Geek Interview: LEGO 2K Drive

“We tried to find a nice balance between arcade racers and simulation driving games. And I think we hit a nice sweet spot where players have the freedom to build all sorts of different vehicles. We want them to build crazy vehicles and still be able to drive them and take them into the world,” added Ryan Kehlenbeck, Senior Engineer.

That commitment to giving players the freedom to create in LEGO 2K Drive doesn’t come at a cost to competitive fairness, with the team stressing that there is nothing that would force players to build a certain way to gain an advantage.
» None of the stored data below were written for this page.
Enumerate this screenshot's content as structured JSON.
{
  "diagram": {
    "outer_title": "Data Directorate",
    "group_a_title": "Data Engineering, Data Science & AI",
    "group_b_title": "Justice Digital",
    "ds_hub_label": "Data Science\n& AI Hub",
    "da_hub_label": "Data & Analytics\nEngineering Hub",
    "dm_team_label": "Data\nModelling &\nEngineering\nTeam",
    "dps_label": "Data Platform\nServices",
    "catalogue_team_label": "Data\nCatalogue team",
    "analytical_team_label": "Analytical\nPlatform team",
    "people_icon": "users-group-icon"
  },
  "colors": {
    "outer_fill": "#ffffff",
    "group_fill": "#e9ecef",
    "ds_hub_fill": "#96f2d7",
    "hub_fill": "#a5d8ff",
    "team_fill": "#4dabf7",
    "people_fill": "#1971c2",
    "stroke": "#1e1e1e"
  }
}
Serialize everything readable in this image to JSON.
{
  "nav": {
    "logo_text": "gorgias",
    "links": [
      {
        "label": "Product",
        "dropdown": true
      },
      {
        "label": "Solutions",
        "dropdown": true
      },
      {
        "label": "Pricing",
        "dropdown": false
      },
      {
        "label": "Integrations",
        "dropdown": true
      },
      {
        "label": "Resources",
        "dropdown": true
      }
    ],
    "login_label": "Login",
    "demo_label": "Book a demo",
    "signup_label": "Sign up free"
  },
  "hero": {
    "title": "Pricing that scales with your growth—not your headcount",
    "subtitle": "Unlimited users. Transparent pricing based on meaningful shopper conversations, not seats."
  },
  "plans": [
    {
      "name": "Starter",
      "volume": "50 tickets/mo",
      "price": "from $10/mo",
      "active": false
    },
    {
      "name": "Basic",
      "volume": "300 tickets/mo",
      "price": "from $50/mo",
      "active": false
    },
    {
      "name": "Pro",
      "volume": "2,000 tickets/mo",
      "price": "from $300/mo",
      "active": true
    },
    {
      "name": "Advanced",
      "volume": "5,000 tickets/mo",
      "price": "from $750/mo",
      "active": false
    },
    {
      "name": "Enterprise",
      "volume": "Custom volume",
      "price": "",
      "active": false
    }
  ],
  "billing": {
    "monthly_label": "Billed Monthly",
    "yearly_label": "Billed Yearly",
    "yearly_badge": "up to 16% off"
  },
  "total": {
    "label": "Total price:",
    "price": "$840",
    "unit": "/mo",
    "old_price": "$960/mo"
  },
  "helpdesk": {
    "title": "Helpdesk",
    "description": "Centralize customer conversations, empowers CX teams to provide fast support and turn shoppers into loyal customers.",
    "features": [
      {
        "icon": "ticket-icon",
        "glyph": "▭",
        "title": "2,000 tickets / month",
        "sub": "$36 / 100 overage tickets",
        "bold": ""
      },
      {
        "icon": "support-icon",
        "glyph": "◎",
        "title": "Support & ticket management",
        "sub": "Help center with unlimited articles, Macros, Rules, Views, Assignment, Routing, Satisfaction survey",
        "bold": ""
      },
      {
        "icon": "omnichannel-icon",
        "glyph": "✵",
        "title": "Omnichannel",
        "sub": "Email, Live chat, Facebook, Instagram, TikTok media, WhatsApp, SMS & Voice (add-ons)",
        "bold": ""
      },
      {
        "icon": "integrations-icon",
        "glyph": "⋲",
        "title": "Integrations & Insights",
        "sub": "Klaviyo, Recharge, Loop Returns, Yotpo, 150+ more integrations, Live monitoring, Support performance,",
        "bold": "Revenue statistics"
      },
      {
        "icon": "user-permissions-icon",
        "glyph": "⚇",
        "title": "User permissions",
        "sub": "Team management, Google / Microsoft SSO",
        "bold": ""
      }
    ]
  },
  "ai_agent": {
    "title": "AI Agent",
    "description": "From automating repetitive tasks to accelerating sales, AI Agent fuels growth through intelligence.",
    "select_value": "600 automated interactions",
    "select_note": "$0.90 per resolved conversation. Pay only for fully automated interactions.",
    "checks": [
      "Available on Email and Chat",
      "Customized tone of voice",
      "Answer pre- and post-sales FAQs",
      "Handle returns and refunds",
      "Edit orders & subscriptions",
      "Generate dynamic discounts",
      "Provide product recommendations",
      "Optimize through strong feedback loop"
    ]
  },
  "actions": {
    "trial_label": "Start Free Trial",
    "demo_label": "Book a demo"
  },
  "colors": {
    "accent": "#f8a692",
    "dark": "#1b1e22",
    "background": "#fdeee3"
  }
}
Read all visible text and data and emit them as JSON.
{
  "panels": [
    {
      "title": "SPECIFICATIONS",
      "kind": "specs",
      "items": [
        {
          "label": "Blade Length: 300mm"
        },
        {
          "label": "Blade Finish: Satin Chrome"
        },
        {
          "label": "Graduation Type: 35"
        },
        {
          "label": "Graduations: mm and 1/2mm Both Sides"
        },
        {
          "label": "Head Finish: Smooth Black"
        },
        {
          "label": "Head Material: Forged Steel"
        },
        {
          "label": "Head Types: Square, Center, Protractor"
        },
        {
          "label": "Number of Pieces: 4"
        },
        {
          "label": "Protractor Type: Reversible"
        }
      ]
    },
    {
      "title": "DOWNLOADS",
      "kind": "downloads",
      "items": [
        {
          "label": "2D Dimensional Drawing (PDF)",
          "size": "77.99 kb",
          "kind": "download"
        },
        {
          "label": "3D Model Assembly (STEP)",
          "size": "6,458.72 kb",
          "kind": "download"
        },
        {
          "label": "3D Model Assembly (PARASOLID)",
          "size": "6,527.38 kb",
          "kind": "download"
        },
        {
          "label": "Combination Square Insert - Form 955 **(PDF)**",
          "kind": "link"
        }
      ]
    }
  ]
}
Vehicles with particular characteristics might help with some mini-games but in a race, it truly comes down to player skill and their preference for how driving should feel, be it nimble with smaller cars or larger ones that have heft.

In addition, the foundation laid in place is also critical in helping the team design the many different courses that await players, with the ideas of drifting, quick turning, and boosting being the most important cogs in the machine. Players will get to enjoy various parts of the races in different ways, all tuned to make sure that it is always well-paced and exhilarating to be a part of as they go off-road, into the water, and back onto the asphalt.

Another interesting way in which LEGO 2K Drive is trying to switch things up is its take on open-world design. While generally racing games have players moving forward towards the finishing line, the team continues to look at other ways and directions that can provide fun gameplay scenarios.

“So one of the great things in making an open world and driving model that works in an open world is that you need to have it work really well in a race setting where it feels like very competent. But at the same time, you also need to feel extremely flexible, to allow you to scale the environment and go wherever you want because it’s not just about crossing the finish line,” shared David Msika, Design Director.

“It’s about, finding things and exploring and going places and turning quickly because it’s it’s not just racing. And the driving model that Ryan engineered allows us to really tune it in a way that makes it work in every context, which is really the magic behind it.”

Geek Interview: LEGO 2K Drive

The actual design of the world also folds into the gameplay, with the environment not just there as window dressing. Ranck pointed out a specific quest that involves mowing weeds that can be part of race courses, and doing so can help magical crystals grow, which in turn provides players with more boost fuel and health. Completing quests and exploring the world in LEGO 2K Drive have more incentive for players beyond their immediate rewards, it would seem.

All of these wouldn’t be possible without passionate people behind the scenes, and having gotten LEGO onboard, that meant Visual Concepts had to deliver when it mattered most, and they seem to have the teams for it.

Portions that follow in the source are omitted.